Директор Боря Фрумкин вызвал его для знакомства на второй день по приезде. То был довольно плотный человек лет сорока с большим лицом и круглыми голубыми глазками то ли младенца, то ли садиста. Скучная полуулыбка была не к месту на его лице; так улыбаются люди, здоровье которых, по их мнению, оставляет желать лучшего.

— Вам, наверно, уже известно, — не подымаясь из-за стола и не предлагая Вадиму сесть, сказал Боря Фрумкин, — что Кфар-Ям — ульпан для молодых одиночек. Пьянствовать я тут не разрешаю, приводить посторонних на ночь не разрешаю. Вот вы пишете в вашей анкетке, что вы — писатель. А что вы умеете делать, кроме этого?

— Да, я писатель, — сказал Вадим Соловьев немного в нос. — А вы, как я понимаю — комендант общежития. Вы кроме этого что-нибудь умеете?

— Я директор центра абсорбции для новых репатриантов, — немного повысил голос Боря Фрумкин, и глазки его сделались свирепыми. — И я вам по долгу службы советую пойти на курсы счетоводов. У нас тут писателей хватает. Каждый второй еврей или музыкант, или писатель. Есть еще курсы программистов.

— Я, знаете ли, сам хочу во всем этом разобраться, — сказал Вадим. — Я для этого и приехал.

— Мы сюда приезжаем, чтобы жить в еврейской стране, строить ее и защищать, — назидательно поправил Боря Фрумкин. — Соловьев — это ваш литературный псевдоним?

— Нет, зачем же, — сказал Вадим. — Вы хотите спросить, еврей ли я? Да, по бабушке.

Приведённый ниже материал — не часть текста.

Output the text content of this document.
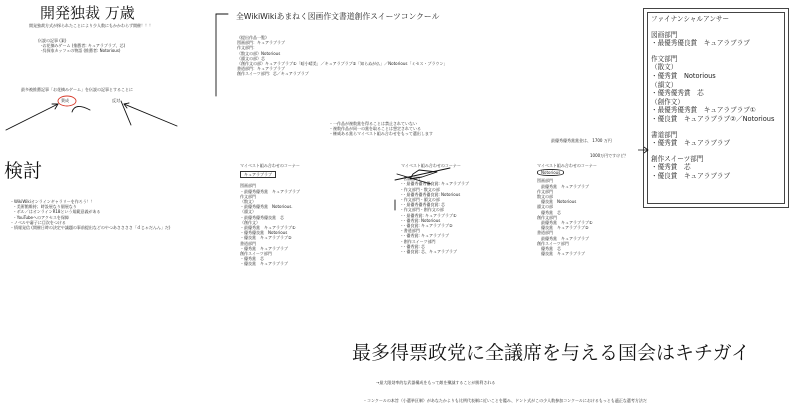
開発独裁 万歳
開発独裁方式が採られたことにより少人数にもかかわらず開催！！！
伝説の記事 (案)
-お花摘みゲーム (推薦者: キュアラブラブ、芯)
-呉探家カッフェの物語 (推薦者: Notorious)
最多被推薦記事「お花摘みゲーム」を伝説の記事とすることに
賛成	反対
検討
・WikiWikiオンラインギャラリーを作ろう！！
- 美術館維持；時設展なり個展なり
- ボル／はオンラインR18という規範意義がある
- YouTubeへのアクセスを保障
・ノベルや審子に目次をつける
・情報発信 (開催日時の決定や議題の事前提出などのやつあささささ「ｄじゃだんん」だ)
全WikiWikiあまねく図画作文書道創作スイーツコンクール
《提出作品一覧》
図画部門：キュアラブラブ
作文部門：
（散文の部）Notorious
（韻文の部）芯
（創作文の部）キュアラブラブ①「暗小晴美」／キュアラブラブ②「知らぬが仏」／Notorious「ミセス・ブラウン」
書道部門：キュアラブラブ
創作スイーツ部門：芯／キュアラブラブ
・一作品が複数賞を得ることは禁止されていない
・複数作品が同一の賞を取ることは想定されている
・権威ある賞らマイベスト組み合わせをもって選出します
最優秀優秀賞賞金は、 1700 万円
1000万円ですけど？
ファイナンシャルアンサー
図画部門
・最優秀優良賞　キュアラブラブ
作文部門
（散文）
・優秀賞　Notorious
（韻文）
・優秀優秀賞　芯
（創作文）
・最優秀優秀賞　キュアラブラブ①
・優良賞　キュアラブラブ②／Notorious
書道部門
・優秀賞　キュアラブラブ
創作スイーツ部門
・優秀賞　芯
・優良賞　キュアラブラブ
マイベスト組み合わせのコーナー
キュアラブラブ
図画部門
・最優秀優秀賞　キュアラブラブ
作文部門
（散文）
・最優秀優秀賞　Notorious.
（韻文）
・最優秀優秀優良賞　芯
（創作文）
・最優秀賞　キュアラブラブ①
・優秀優良賞　Notorious
・優良賞　キュアラブラブ②
書道部門
・優秀賞　キュアラブラブ
創作スイーツ部門
・優秀賞　芯
・優良賞　キュアラブラブ
マイベスト組み合わせのコーナー
- 図画部門
- - 最優秀優秀優良賞: キュアラブラブ
- 作文部門 - 散文の部
- - 最優秀優秀優良賞: Notorious
- 作文部門 - 韻文の部
- - 最優秀優秀優良賞: 芯
- 作文部門 - 創作文の部
- - 最優秀賞: キュアラブラブ①
- - 優秀賞: Notorious
- - 優良賞: キュアラブラブ②
- 書道部門
- - 優秀賞: キュアラブラブ
- 創作スイーツ部門
- - 優秀賞: 芯
- - 優良賞: 芯、キュアラブラブ
マイベスト組み合わせのコーナー
Notorious
図画部門
　最優秀賞　キュアラブラブ
作文部門
散文の部
　優良賞　Notorious
韻文の部
　優秀賞　芯
創作文部門
　最優秀賞　キュアラブラブ①
　優良賞　キュアラブラブ②
書道部門
　最優秀賞　キュアラブラブ
創作スイーツ部門
　優秀賞　芯
　優良賞　キュアラブラブ
最多得票政党に全議席を与える国会はキチガイ
→最大限効率的な武器構成をもって敵を殲滅することが勝利される
・コンクールの本旨（小選挙区制）があなたかよりも比例代表制に近いことを鑑み、ドント式がこの少人数参加コンクールにおけるもっとも適正な選考方法だ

Этого разве недостаточно?

— Это не мое дело, это дело министерства внутренних дел, — сказал Боря Фрумкин. — Если захотите на курсы, напишете заявление.

— Знаете, я пойду, если можно, — сказал Вадим. — Рад был познакомиться.

— Идите, — кивнул Боря Фрумкин. — Нелегко вам тут у нас придется.

В этом своем прогнозе он не ошибся.

Выйдя от директора, Вадим Соловьев угрюмо предположил: «Этот мелкий мерзавец доживет без хлопот лет до ста. Он знает, как надо жить, тайные пороки его не грызут. Ему даже, кажется, не жарко в его пиджачке с короткими рукавчиками. Интересно, получает ли он творческое удовлетворение, когда пишет резолюции на своих вонючих бумажонках?»

Вадим Соловьев ошибался совершенно.

Боря Фрумкин втянется в биржевую игру, вложит в нее и деньги, и душу и умрет от искреннего горя, от инфаркта, над губительным для него листком «Биржевого вестника», на сорок шестом году жизни, на девятом году по приезде в Израиль из Даугавпилса, что в Латвии. Ни один из его подопечных не пойдет за его похоронными носилками. В дневнике покойного, кроме пронумерованного перечня случайных любовниц, их возраста и специфических примет, вдова с изумлением обнаружит такую запись: «Всю свою жизнь я мечтал о писательской карьере и о славе. Только биржа сумела подавить во мне эту страсть. Власть над деньгами куда сильней власти над душами».